Estonian Railways use drones to digitize railway assets

Estonian Railways drones

Estonian Railways brought in Hepta Airborne to digitize its railway assets and see the benefits drones could bring to the table, or, in this case, the track. The two companies have been trialing the technology’s use over the past few months to see if it adds enough value.

As technology advances and companies slowly bring themselves into the new age, drones are becoming the go-to tool for many things from inspections to mapping and, in this case, creating 3D models of assets.

Although a railway might seem like a simple piece of equipment as it just looks like a solid chunk of metal, there is a lot more going on. For example, the wires running above the track are attached using insulators, which both can become damaged and are susceptible to wear.

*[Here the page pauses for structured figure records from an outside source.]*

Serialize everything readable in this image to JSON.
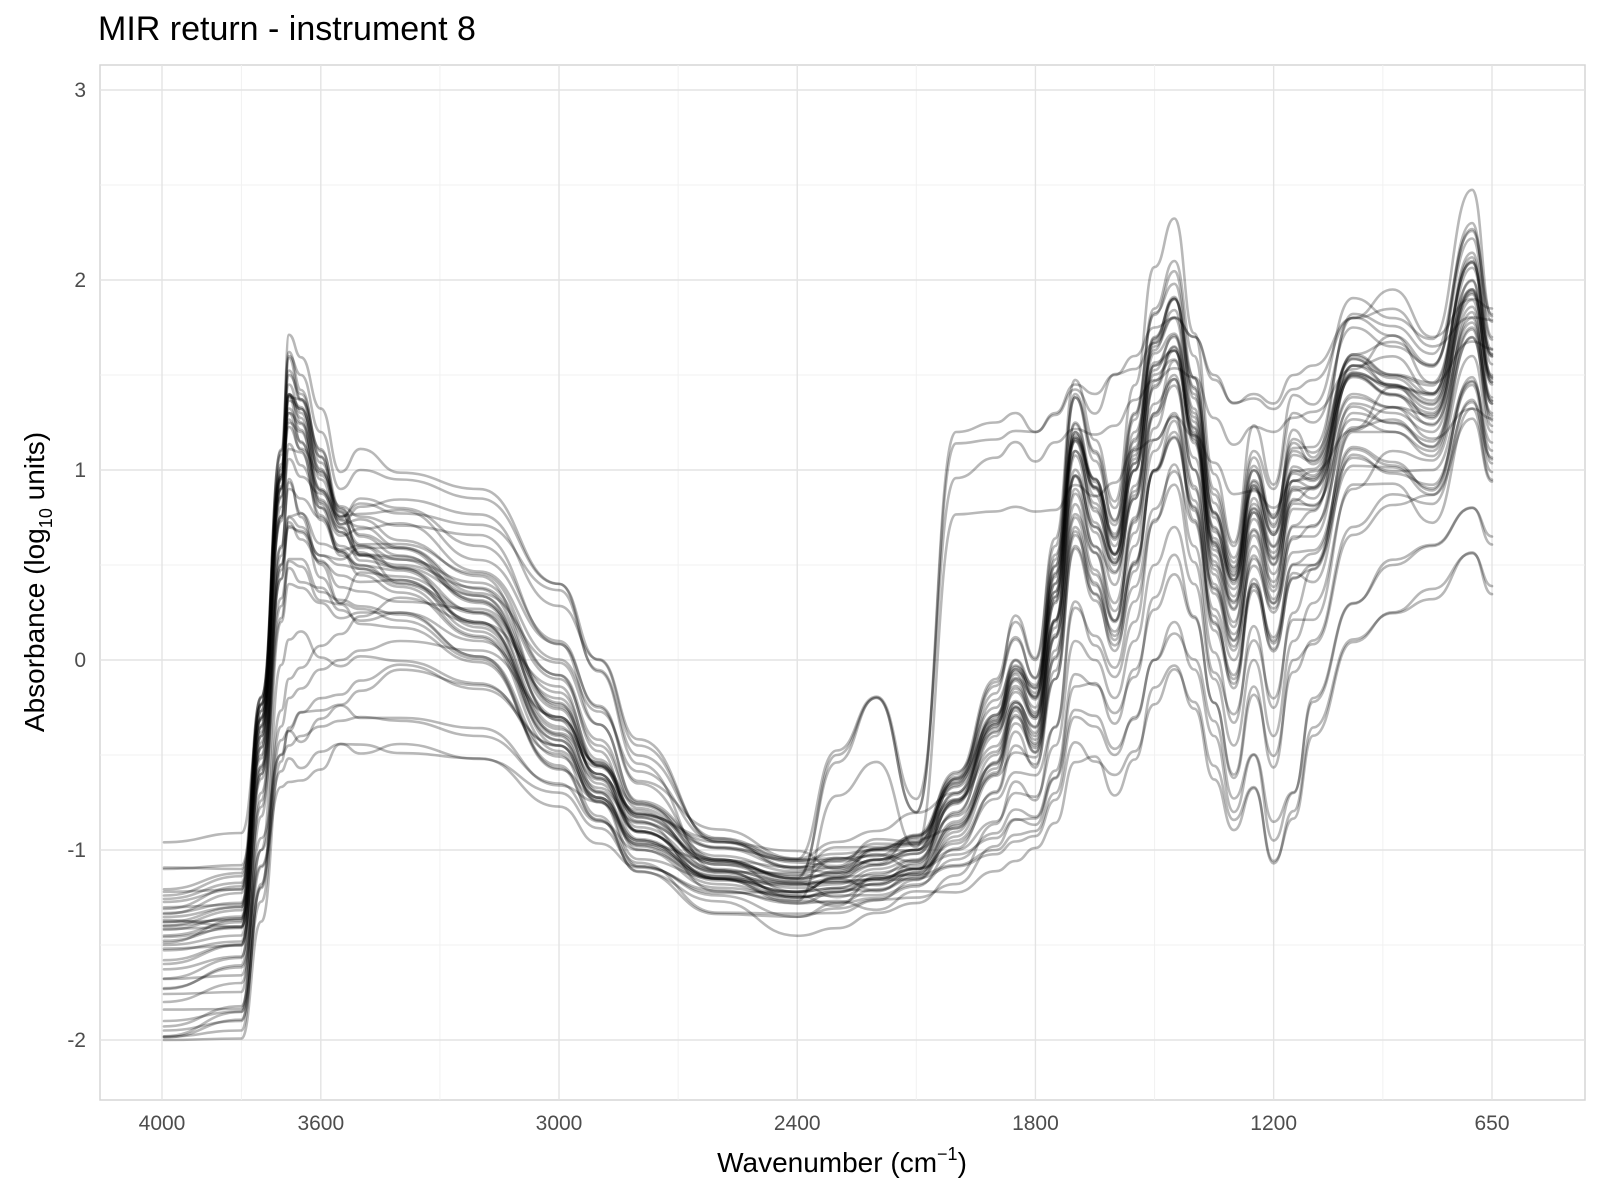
{
  "chart_data": {
    "type": "line",
    "title": "MIR return - instrument 8",
    "xlabel": {
      "main": "Wavenumber",
      "unit_base": "cm",
      "unit_exp": "−1"
    },
    "ylabel": {
      "main": "Absorbance",
      "unit_base": "log",
      "unit_sub": "10",
      "unit_tail": "units"
    },
    "x_reversed": true,
    "xlim": [
      4000,
      650
    ],
    "ylim": [
      -2,
      3
    ],
    "x_ticks": [
      4000,
      3600,
      3000,
      2400,
      1800,
      1200,
      650
    ],
    "x_tick_labels": [
      "4000",
      "3600",
      "3000",
      "2400",
      "1800",
      "1200",
      "650"
    ],
    "y_ticks": [
      3,
      2,
      1,
      0,
      -1,
      -2
    ],
    "y_tick_labels": [
      "3",
      "2",
      "1",
      "0",
      "-1",
      "-2"
    ],
    "grid": true,
    "line_color": "#000000",
    "line_opacity": 0.28,
    "series_count": 44,
    "series": [
      {
        "x": [
          3995,
          3800,
          3750,
          3700,
          3680,
          3650,
          3600,
          3550,
          3500,
          3400,
          3200,
          3000,
          2900,
          2800,
          2600,
          2400,
          2300,
          2200,
          2100,
          2000,
          1900,
          1850,
          1800,
          1750,
          1700,
          1650,
          1600,
          1550,
          1500,
          1450,
          1400,
          1350,
          1300,
          1250,
          1200,
          1150,
          1100,
          1000,
          900,
          800,
          700,
          650
        ],
        "y": [
          -1.38,
          -1.3,
          -0.2,
          1.1,
          1.45,
          1.3,
          0.95,
          0.7,
          0.6,
          0.48,
          0.25,
          -0.35,
          -0.65,
          -0.9,
          -1.12,
          -1.2,
          -1.18,
          -1.1,
          -1.05,
          -0.75,
          -0.35,
          -0.1,
          -0.25,
          0.4,
          1.2,
          0.9,
          0.6,
          1.1,
          1.65,
          1.8,
          1.3,
          0.7,
          0.4,
          0.9,
          0.6,
          1.0,
          0.95,
          1.55,
          1.45,
          1.35,
          2.0,
          1.5
        ]
      },
      {
        "x": [
          3995,
          3800,
          3750,
          3700,
          3680,
          3650,
          3600,
          3550,
          3500,
          3400,
          3200,
          3000,
          2900,
          2800,
          2600,
          2400,
          2300,
          2200,
          2100,
          2000,
          1900,
          1850,
          1800,
          1750,
          1700,
          1650,
          1600,
          1550,
          1500,
          1450,
          1400,
          1350,
          1300,
          1250,
          1200,
          1150,
          1100,
          1000,
          900,
          800,
          700,
          650
        ],
        "y": [
          -1.45,
          -1.38,
          -0.4,
          0.9,
          1.3,
          1.15,
          0.8,
          0.55,
          0.5,
          0.4,
          0.2,
          -0.4,
          -0.7,
          -0.95,
          -1.15,
          -1.22,
          -1.2,
          -1.12,
          -1.08,
          -0.8,
          -0.4,
          -0.15,
          -0.3,
          0.3,
          1.1,
          0.8,
          0.5,
          1.0,
          1.55,
          1.7,
          1.2,
          0.6,
          0.3,
          0.8,
          0.5,
          0.9,
          0.85,
          1.5,
          1.4,
          1.3,
          1.95,
          1.45
        ]
      },
      {
        "x": [
          3995,
          3800,
          3750,
          3700,
          3680,
          3650,
          3600,
          3550,
          3500,
          3400,
          3200,
          3000,
          2900,
          2800,
          2600,
          2400,
          2300,
          2200,
          2100,
          2000,
          1900,
          1850,
          1800,
          1750,
          1700,
          1650,
          1600,
          1550,
          1500,
          1450,
          1400,
          1350,
          1300,
          1250,
          1200,
          1150,
          1100,
          1000,
          900,
          800,
          700,
          650
        ],
        "y": [
          -1.42,
          -1.35,
          -0.3,
          1.0,
          1.5,
          1.4,
          1.1,
          0.8,
          0.65,
          0.55,
          0.3,
          -0.3,
          -0.6,
          -0.88,
          -1.1,
          -1.18,
          -1.15,
          -1.08,
          -1.02,
          -0.7,
          -0.3,
          -0.05,
          -0.2,
          0.45,
          1.25,
          0.95,
          0.65,
          1.15,
          1.7,
          1.9,
          1.4,
          0.75,
          0.45,
          1.0,
          0.7,
          1.1,
          1.05,
          1.6,
          1.5,
          1.4,
          2.1,
          1.6
        ]
      },
      {
        "x": [
          3995,
          3800,
          3750,
          3700,
          3680,
          3650,
          3600,
          3550,
          3500,
          3400,
          3200,
          3000,
          2900,
          2800,
          2600,
          2400,
          2300,
          2200,
          2100,
          2000,
          1900,
          1850,
          1800,
          1750,
          1700,
          1650,
          1600,
          1550,
          1500,
          1450,
          1400,
          1350,
          1300,
          1250,
          1200,
          1150,
          1100,
          1000,
          900,
          800,
          700,
          650
        ],
        "y": [
          -1.6,
          -1.5,
          -0.6,
          0.5,
          0.75,
          0.7,
          0.55,
          0.5,
          0.48,
          0.42,
          0.2,
          -0.45,
          -0.75,
          -0.98,
          -1.18,
          -1.25,
          -1.22,
          -1.15,
          -1.1,
          -0.85,
          -0.5,
          -0.25,
          -0.4,
          0.2,
          0.9,
          0.6,
          0.3,
          0.75,
          1.3,
          1.5,
          1.0,
          0.4,
          0.1,
          0.6,
          0.3,
          0.7,
          0.7,
          1.35,
          1.3,
          1.2,
          1.8,
          1.35
        ]
      },
      {
        "x": [
          3995,
          3800,
          3750,
          3700,
          3680,
          3650,
          3600,
          3550,
          3500,
          3400,
          3200,
          3000,
          2900,
          2800,
          2600,
          2400,
          2300,
          2200,
          2100,
          2000,
          1900,
          1850,
          1800,
          1750,
          1700,
          1650,
          1600,
          1550,
          1500,
          1450,
          1400,
          1350,
          1300,
          1250,
          1200,
          1150,
          1100,
          1000,
          900,
          800,
          700,
          650
        ],
        "y": [
          -1.9,
          -1.85,
          -1.0,
          0.2,
          0.4,
          0.38,
          0.3,
          0.22,
          0.25,
          0.25,
          0.1,
          -0.3,
          -0.6,
          -0.9,
          -1.15,
          -1.25,
          -1.22,
          -1.18,
          -1.12,
          -0.95,
          -0.7,
          -0.45,
          -0.55,
          -0.1,
          0.6,
          0.35,
          0.15,
          0.5,
          1.0,
          1.2,
          0.8,
          0.2,
          -0.1,
          0.4,
          0.1,
          0.5,
          0.5,
          1.2,
          1.2,
          1.1,
          1.7,
          1.3
        ]
      },
      {
        "x": [
          3995,
          3800,
          3750,
          3700,
          3680,
          3650,
          3600,
          3550,
          3500,
          3400,
          3200,
          3000,
          2900,
          2800,
          2600,
          2400,
          2300,
          2200,
          2100,
          2000,
          1900,
          1850,
          1800,
          1750,
          1700,
          1650,
          1600,
          1550,
          1500,
          1450,
          1400,
          1350,
          1300,
          1250,
          1200,
          1150,
          1100,
          1000,
          900,
          800,
          700,
          650
        ],
        "y": [
          -1.1,
          -1.08,
          -0.5,
          0.6,
          0.9,
          0.85,
          0.75,
          0.6,
          0.55,
          0.5,
          0.38,
          -0.1,
          -0.45,
          -0.78,
          -1.05,
          -1.15,
          -1.12,
          -1.05,
          -1.0,
          -0.82,
          -0.55,
          -0.3,
          -0.45,
          0.05,
          0.75,
          0.45,
          0.2,
          0.6,
          1.1,
          1.3,
          0.9,
          0.35,
          0.05,
          0.55,
          0.25,
          0.65,
          0.65,
          1.3,
          1.25,
          1.15,
          1.75,
          1.35
        ]
      },
      {
        "x": [
          3995,
          3800,
          3750,
          3700,
          3680,
          3650,
          3600,
          3550,
          3500,
          3400,
          3200,
          3000,
          2900,
          2800,
          2600,
          2400,
          2300,
          2200,
          2100,
          2000,
          1900,
          1850,
          1800,
          1750,
          1700,
          1650,
          1600,
          1550,
          1500,
          1450,
          1400,
          1350,
          1300,
          1250,
          1200,
          1150,
          1100,
          1000,
          900,
          800,
          700,
          650
        ],
        "y": [
          -1.95,
          -1.9,
          -1.2,
          -0.35,
          -0.2,
          -0.15,
          -0.05,
          0.0,
          0.05,
          0.1,
          0.05,
          -0.3,
          -0.6,
          -0.9,
          -1.15,
          -1.22,
          -1.2,
          -1.15,
          -1.1,
          -1.0,
          -0.85,
          -0.7,
          -0.72,
          -0.45,
          0.1,
          0.0,
          -0.2,
          0.1,
          0.5,
          0.7,
          0.4,
          -0.1,
          -0.45,
          0.0,
          -0.4,
          0.1,
          0.3,
          0.9,
          1.1,
          1.05,
          1.6,
          1.2
        ]
      },
      {
        "x": [
          3995,
          3800,
          3750,
          3700,
          3680,
          3650,
          3600,
          3550,
          3500,
          3400,
          3200,
          3000,
          2900,
          2800,
          2600,
          2400,
          2300,
          2200,
          2100,
          2000,
          1900,
          1850,
          1800,
          1750,
          1700,
          1650,
          1600,
          1550,
          1500,
          1450,
          1400,
          1350,
          1300,
          1250,
          1200,
          1150,
          1100,
          1000,
          900,
          800,
          700,
          650
        ],
        "y": [
          -1.8,
          -1.7,
          -1.0,
          -0.5,
          -0.45,
          -0.4,
          -0.35,
          -0.32,
          -0.3,
          -0.32,
          -0.4,
          -0.65,
          -0.85,
          -1.0,
          -1.15,
          -1.18,
          -1.17,
          -1.15,
          -1.13,
          -1.08,
          -1.0,
          -0.92,
          -0.9,
          -0.7,
          -0.3,
          -0.35,
          -0.5,
          -0.3,
          0.0,
          0.2,
          -0.05,
          -0.4,
          -0.8,
          -0.5,
          -0.95,
          -0.7,
          -0.2,
          0.3,
          0.5,
          0.6,
          0.8,
          0.65
        ]
      },
      {
        "x": [
          3995,
          3800,
          3750,
          3700,
          3680,
          3650,
          3600,
          3550,
          3500,
          3400,
          3200,
          3000,
          2900,
          2800,
          2600,
          2400,
          2300,
          2200,
          2100,
          2000,
          1900,
          1850,
          1800,
          1750,
          1700,
          1650,
          1600,
          1550,
          1500,
          1450,
          1400,
          1350,
          1300,
          1250,
          1200,
          1150,
          1100,
          1000,
          900,
          800,
          700,
          650
        ],
        "y": [
          -1.5,
          -1.45,
          -0.4,
          0.9,
          1.6,
          1.5,
          1.2,
          0.9,
          1.0,
          0.95,
          0.85,
          0.4,
          0.0,
          -0.45,
          -0.95,
          -1.1,
          -1.12,
          -1.05,
          -1.0,
          -0.6,
          -0.1,
          0.2,
          0.0,
          0.6,
          1.4,
          1.1,
          0.8,
          1.3,
          1.85,
          2.1,
          1.6,
          0.9,
          0.6,
          1.1,
          0.9,
          1.3,
          1.25,
          1.75,
          1.65,
          1.55,
          2.3,
          1.7
        ]
      },
      {
        "x": [
          3995,
          3800,
          3750,
          3700,
          3680,
          3650,
          3600,
          3550,
          3500,
          3400,
          3200,
          3000,
          2900,
          2800,
          2600,
          2400,
          2300,
          2200,
          2100,
          2000,
          1900,
          1850,
          1800,
          1750,
          1700,
          1650,
          1600,
          1550,
          1500,
          1450,
          1400,
          1350,
          1300,
          1250,
          1200,
          1150,
          1100,
          1000,
          900,
          800,
          700,
          650
        ],
        "y": [
          -1.4,
          -1.36,
          -0.35,
          0.95,
          1.4,
          1.25,
          0.9,
          0.75,
          0.85,
          0.8,
          0.6,
          0.1,
          -0.25,
          -0.65,
          -1.05,
          -1.15,
          -0.5,
          -0.2,
          -0.8,
          1.2,
          1.25,
          1.3,
          1.2,
          1.3,
          1.45,
          1.4,
          1.5,
          1.6,
          1.75,
          1.8,
          1.7,
          1.5,
          1.35,
          1.4,
          1.35,
          1.5,
          1.55,
          1.8,
          1.95,
          1.7,
          1.9,
          1.85
        ]
      }
    ]
  }
}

In this case, Hepta Airborne could send the drone up, take a look at all of the insulators along the line, and capture data of the damaged ones or those that aren’t connected properly. This then allows a team to go in a fix only the parts that require it, rather than manually going around to every single one to check them.

Andrus Alas, the head of electricity networks in Estonian Railways, said:

“Railway utility inspection is currently conducted visually by our employees visiting the objects on-site. Our wish is to automate this process and find ways to evaluate utilities’ conditions using modern solutions. The Estonian Railway has a strong interest in developing data systems to have a good overview of the infrastructure. Therefore we were glad to conduct a pilot project with Hepta Airborne. Our goal is to digitize the whole railway grid in Estonia to improve inspection and maintenance.”

Due to the country’s location, the drones were required to operate in cold temperatures, which is actually a big benefit for the thermal cameras. The higher the difference between the ambient temperature and the insulator, the easier it is to see something going wrong.

One of the problems was the small amount of daylight time. Storm inspections, LiDAR, and thermal photos can be conducted even in the nighttime, but high-resolution photos and orthomosaics require daylight. The goal, to get actionable data for setting a better focus for future inspections, was achieved.

Hepta’s CEO Henri Klemmer added:

“Mapping railway infrastructures takes precision, and solutions that add speed to the manual work are in demand. Data gathered with drones and analyzed by Hepta Airborne in uBird software provides additional input for EVR internal geoinformation system, which maps their assets.”